Tunisie: Des dizaines de journalistes agressés et harcelés lors d'une manifestation de soutien au gouvernement

communiqué de presse

De nombreux reporters et collaborateurs des médias tunisiens ont été l'objet d'attaques lors d'un événement organisé par le parti islamiste au pouvoir Ennahda. Reporters sans frontières (RSF) appelle les autorités à faire toute la lumière sur ces incidents.

Insultes, harcèlement, coups... Des dizaines de reporters ont été victimes de violences, samedi 27 février 2021, lors d'une manifestation organisée par le parti islamiste Ennahda, majoritaire à l'Assemblée des Représentants du Peuple (ARP), le Parlement tunisien. Selon le Syndicat national des journalistes (SNJT), au moins 29 reporters, dont 15 femmes journalistes, ont été agressés. Trois d'entre elles ont rapporté avoir été victimes de violences sexuelles.

C'est la première fois que des femmes journalistes sont victimes de telles agressions en Tunisie. Des vidéos, publiées sur les réseaux sociaux, montrent que ces incidents se sont déroulés en présence de policiers et de responsables d'Ennahda, qui n'ont pas réagi. Des reporters ont même demandé de l'aide à certains cadres du parti, sans succès.

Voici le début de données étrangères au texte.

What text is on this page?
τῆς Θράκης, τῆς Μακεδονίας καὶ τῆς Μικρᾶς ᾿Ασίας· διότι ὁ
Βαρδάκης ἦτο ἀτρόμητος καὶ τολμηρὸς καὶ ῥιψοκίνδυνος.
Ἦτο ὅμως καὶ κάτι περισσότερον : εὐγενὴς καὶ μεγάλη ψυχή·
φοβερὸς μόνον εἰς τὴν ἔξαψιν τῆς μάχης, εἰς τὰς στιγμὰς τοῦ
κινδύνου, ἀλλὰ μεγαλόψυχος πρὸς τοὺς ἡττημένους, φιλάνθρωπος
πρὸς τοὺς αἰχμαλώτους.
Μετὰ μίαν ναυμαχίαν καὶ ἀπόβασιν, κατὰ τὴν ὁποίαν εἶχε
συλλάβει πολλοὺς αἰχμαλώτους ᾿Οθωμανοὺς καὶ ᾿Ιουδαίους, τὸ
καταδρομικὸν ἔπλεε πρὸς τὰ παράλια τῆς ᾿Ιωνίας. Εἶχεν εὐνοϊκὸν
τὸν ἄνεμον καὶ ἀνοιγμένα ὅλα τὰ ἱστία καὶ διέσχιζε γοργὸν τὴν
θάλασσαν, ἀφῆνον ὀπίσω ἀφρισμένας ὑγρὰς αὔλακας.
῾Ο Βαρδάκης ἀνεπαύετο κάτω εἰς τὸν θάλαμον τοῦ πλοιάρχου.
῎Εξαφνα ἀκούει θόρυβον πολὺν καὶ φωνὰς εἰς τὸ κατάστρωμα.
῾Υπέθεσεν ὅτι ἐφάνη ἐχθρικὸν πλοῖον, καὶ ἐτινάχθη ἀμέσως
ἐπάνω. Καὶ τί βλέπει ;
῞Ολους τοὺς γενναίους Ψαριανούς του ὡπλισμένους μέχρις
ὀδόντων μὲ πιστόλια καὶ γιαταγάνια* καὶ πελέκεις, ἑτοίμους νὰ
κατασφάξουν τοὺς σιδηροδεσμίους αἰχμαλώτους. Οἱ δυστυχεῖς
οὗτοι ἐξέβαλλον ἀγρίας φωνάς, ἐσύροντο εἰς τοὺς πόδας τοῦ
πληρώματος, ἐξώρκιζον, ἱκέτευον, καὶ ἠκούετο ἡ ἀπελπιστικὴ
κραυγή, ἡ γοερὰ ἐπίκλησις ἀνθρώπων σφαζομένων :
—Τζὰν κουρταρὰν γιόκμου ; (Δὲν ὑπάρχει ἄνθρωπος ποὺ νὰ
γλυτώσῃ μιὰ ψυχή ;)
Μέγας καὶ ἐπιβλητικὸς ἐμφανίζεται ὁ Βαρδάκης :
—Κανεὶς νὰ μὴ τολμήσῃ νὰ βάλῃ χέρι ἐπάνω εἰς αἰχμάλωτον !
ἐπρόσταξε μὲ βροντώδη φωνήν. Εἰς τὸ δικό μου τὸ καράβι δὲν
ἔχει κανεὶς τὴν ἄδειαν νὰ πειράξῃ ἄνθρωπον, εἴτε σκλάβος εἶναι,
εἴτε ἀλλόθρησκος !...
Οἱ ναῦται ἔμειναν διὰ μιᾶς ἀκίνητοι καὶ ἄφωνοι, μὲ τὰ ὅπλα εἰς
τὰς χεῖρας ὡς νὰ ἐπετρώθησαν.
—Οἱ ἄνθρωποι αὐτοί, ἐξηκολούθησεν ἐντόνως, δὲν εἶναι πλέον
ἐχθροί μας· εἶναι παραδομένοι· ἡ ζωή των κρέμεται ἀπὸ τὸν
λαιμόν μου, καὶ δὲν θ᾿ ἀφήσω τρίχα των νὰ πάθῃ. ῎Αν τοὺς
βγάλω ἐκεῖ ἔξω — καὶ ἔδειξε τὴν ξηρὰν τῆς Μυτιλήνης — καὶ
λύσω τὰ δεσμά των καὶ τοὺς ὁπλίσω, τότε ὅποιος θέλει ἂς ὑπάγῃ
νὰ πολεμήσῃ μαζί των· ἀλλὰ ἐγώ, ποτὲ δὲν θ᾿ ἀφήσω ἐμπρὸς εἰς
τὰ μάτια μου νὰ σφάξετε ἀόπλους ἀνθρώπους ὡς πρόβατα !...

La journaliste du site tunisien Business News, Yusra Riahi, et son photographe Marwen Sahili ont notamment été bousculés par des membres du comité d'organisation du parti Ennahdha alors qu'ils tentaient de couvrir le discours du chef du parti, Rached Ghannouchi. Le matériel de Marwen Sahili a été endommagé et l'un des membres du comité d'organisation a serré la journaliste contre lui, en se touchant les parties intimes. Plusieurs autres reporters ont également été agressés par des membres du comité d'organisation, alors que Yusra Riahi affirme avoir vu certaines de ses collègues en état de choc après avoir été harcelées sexuellement.

La journaliste de Radio Tunis Nationale, Jihene Alouene, affirme également avoir été prise pour cible. Interdite de couvrir la manifestation, elle a été accueillie par des insultes ("média de la honte, payé par l'argent du contribuable pour rien"), puis a été victime d'attouchements intimes par des partisans d'Ennharda, devant des policiers qui ne sont pas intervenus. "C'est la première fois que les journalistes qui couvrent une manifestation le font en ayant peur. Tous les actes de violence ont été perpétrés devant les policiers et les leaders du parti, qui ne sont jamais intervenus", regrette la reporter, qui subit encore une campagne de harcèlement, menée par des partisans d'Ennahda, sur les réseaux sociaux.

RSF demande l'ouverture d'une enquête

Des témoins affirment par ailleurs que trois autres journalistes ont été interdits de couvrir la manifestation alors qu'aucun espace n'avait été prévu pour les reporters, les rendant plus vulnérables.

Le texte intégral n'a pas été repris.